Complexities and complications
There is no broad consensus on biofuels in New Zealand. This only compounds the difficulties of establishing a new, large, and complex biofuel value chain that involves considerable technical risk, over several decades.
How we might do this and what it could mean for New Zealand in environmental, social and economic terms are some of the questions the Scion scientists behind the New Zealand Biofuels Roadmap study set out to explore.
Dr Ian Suckling, technical lead, says the team wanted a way to explore different futures. “We wanted to consider the effects of a wide range of different feedstocks, technologies and fuel mixes. Overall, we set out to come up with alternative futures that would inform and stimulate debate around biofuels, not make recommendations,” said Ian.
The sheer number of options available to the team meant they had to carefully consider the scope of the study. After discussion with stakeholders ranging from forest growers to fuel distributors and government organisations, the team focused on the production of liquid biofuels from sustainable feedstocks and not fuels that would require new or modified engines. A second focus was large-scale deployment and use of biofuels.
One possible future
The process of narrowing down options to find a range of the best solutions for New Zealand was done using the Bioenergy Value Chain Model (BVCM). Developed in the UK by the Energy Technologies Institute and modified for local conditions, the model balances multiple considerations to find the lowest cost solutions for potential biofuelled futures. Biofuel substitution at the relatively high level of 30% by 2050 is one possibility. In one future scenario, the BVCM model is given the latitude to use any combination of feedstocks, technologies and final fuel mix to calculate the lowest cost way to achieve 30% substitution.

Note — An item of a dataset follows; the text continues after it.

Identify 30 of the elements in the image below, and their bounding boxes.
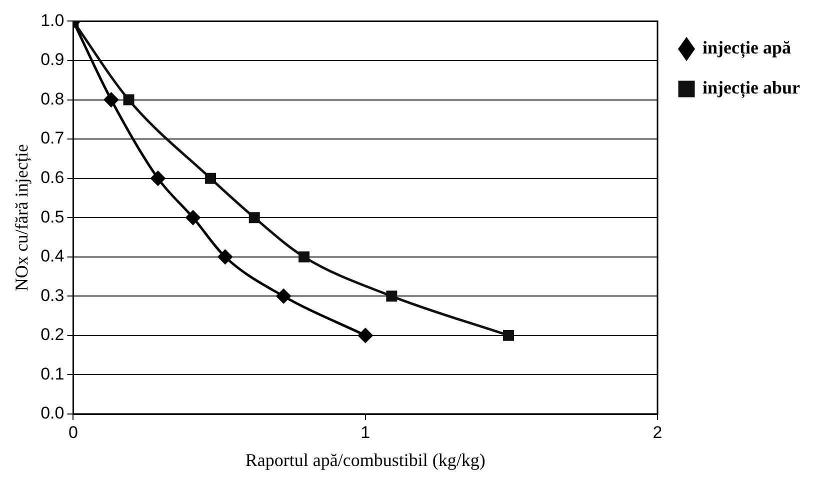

If all land classes can be used to grow feedstock, the model favours existing and new forests, forest residues, canola seed and energy crops like miscanthus and willow, as the main feedstocks. Biodiesel and drop-in petrol and diesel would be the fuels produced. If the land available is restricted to non-arable land, growing and harvesting canola and energy crops is no longer possible and the feedstocks would come from existing and new forests and forest residues. The fuels produced would be drop-in petrol and diesel.
The energy crops and forests would be grown mostly in Northland, the East Coast, the central North Island and Marlborough/Nelson, areas where land is available, not too costly and the climate favours growth. Processing would take place in the same areas.

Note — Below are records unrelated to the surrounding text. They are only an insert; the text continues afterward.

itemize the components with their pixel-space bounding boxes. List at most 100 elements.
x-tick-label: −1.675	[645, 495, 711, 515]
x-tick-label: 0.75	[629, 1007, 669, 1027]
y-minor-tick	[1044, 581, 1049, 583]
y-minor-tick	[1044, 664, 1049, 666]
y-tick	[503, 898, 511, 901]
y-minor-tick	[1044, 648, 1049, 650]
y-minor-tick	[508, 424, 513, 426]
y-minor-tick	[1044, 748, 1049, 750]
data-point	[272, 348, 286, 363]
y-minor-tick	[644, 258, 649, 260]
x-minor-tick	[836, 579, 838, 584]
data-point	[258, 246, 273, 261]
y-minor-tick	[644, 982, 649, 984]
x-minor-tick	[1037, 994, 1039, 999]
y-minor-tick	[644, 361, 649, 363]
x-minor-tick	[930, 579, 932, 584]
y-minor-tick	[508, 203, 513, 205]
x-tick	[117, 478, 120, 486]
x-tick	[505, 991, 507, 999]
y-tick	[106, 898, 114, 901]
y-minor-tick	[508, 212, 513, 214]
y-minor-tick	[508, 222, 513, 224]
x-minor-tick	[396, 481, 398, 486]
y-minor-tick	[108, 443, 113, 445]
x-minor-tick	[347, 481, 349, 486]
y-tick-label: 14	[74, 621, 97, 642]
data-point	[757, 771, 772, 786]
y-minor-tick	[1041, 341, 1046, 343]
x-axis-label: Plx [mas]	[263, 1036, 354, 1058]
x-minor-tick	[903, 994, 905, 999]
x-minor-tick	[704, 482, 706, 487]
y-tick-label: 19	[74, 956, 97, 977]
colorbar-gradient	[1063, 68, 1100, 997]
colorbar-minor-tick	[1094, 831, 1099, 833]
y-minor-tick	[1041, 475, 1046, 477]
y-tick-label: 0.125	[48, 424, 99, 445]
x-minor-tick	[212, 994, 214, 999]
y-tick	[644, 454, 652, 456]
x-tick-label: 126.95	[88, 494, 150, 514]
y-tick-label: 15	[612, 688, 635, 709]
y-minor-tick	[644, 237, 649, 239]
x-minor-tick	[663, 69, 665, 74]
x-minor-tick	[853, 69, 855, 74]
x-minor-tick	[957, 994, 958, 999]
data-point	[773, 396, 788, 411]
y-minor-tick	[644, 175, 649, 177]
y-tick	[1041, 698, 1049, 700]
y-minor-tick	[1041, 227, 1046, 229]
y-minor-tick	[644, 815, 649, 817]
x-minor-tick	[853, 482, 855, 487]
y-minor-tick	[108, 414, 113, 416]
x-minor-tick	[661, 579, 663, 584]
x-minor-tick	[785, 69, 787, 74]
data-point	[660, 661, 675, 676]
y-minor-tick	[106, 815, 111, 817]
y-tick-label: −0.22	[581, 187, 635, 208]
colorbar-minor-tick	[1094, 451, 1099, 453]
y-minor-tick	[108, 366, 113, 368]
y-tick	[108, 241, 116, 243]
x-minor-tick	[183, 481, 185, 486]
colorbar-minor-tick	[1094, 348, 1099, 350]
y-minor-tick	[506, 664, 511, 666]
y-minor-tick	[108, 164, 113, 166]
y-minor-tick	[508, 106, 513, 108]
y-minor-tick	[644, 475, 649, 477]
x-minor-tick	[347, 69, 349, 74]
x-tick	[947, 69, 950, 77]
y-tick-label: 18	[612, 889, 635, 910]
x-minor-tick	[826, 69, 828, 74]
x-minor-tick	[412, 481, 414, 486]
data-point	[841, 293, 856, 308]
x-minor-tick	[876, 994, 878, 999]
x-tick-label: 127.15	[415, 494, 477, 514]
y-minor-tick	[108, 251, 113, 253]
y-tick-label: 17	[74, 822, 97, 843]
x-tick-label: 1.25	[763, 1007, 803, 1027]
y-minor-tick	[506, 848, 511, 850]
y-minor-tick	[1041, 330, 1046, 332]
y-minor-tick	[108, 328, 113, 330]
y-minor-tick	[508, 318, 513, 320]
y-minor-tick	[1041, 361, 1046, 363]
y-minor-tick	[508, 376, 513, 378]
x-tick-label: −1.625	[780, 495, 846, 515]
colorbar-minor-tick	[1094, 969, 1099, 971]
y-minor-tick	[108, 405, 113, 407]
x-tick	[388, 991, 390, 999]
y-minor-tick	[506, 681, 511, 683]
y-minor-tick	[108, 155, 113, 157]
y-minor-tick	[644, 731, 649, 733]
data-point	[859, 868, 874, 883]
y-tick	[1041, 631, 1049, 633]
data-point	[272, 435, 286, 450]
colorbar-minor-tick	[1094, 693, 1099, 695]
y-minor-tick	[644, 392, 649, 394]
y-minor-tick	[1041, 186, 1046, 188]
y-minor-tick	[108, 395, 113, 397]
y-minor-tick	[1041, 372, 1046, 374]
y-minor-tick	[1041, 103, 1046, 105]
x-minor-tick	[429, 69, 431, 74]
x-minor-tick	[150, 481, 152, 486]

The team has run more than 50 scenarios, including looking at the effect of targeting specific fuels like jet fuel, one of the few ways to decarbonise the aviation sector. Specifying jet fuel increases cost as the system becomes less flexible and more expensive processing technologies are needed. However, it is unlikely just one type of biofuel would be produced. Most drop-in in biofuel technologies produce a mixture of petrol, diesel and jet fuel.
The benefits of 30% substitution
GHG emissions would be reduced by 5 million tonnes per year (compared with 2015 levels), which would be equivalent to removing half the cars on the road and we would be more energy independent and be able to cut our oil imports by 30%.
The regions where biofuel feedstocks are grown and processed would prosper. Considering the non-arable land option as an example, 50% more of the Gisborne area would need to be planted in forests and the area would be home to four pyrolysis and four upgrading plants requiring a nearly $1 billion in capital and creating 1000 jobs.
Assuming New Zealand does not wish to use arable land to grow energy feedstocks, new forests would need to be planted. With logs and forestry residue from existing forests and new plantings, a total forest area of around 613,000 ha would be needed. This is about the size of the Taranaki region.
What needs to happen next?
A biofuelled future is unlikely to happen by itself. Leadership at a national level is needed. The investment required is large and stakeholder industries will need a degree of certainty when committing to feedstock and processing options.
In the meantime, New Zealand should keep exploring short term, niche opportunities for biofuels. Early wins will start to build momentum, create a positive perception of biofuels and develop the country’s regulatory environment.
With the right will, Scion’s study and the Bioenergy Value Chain Model, New Zealand can now explore different options and plan the way forward to a sustainable future.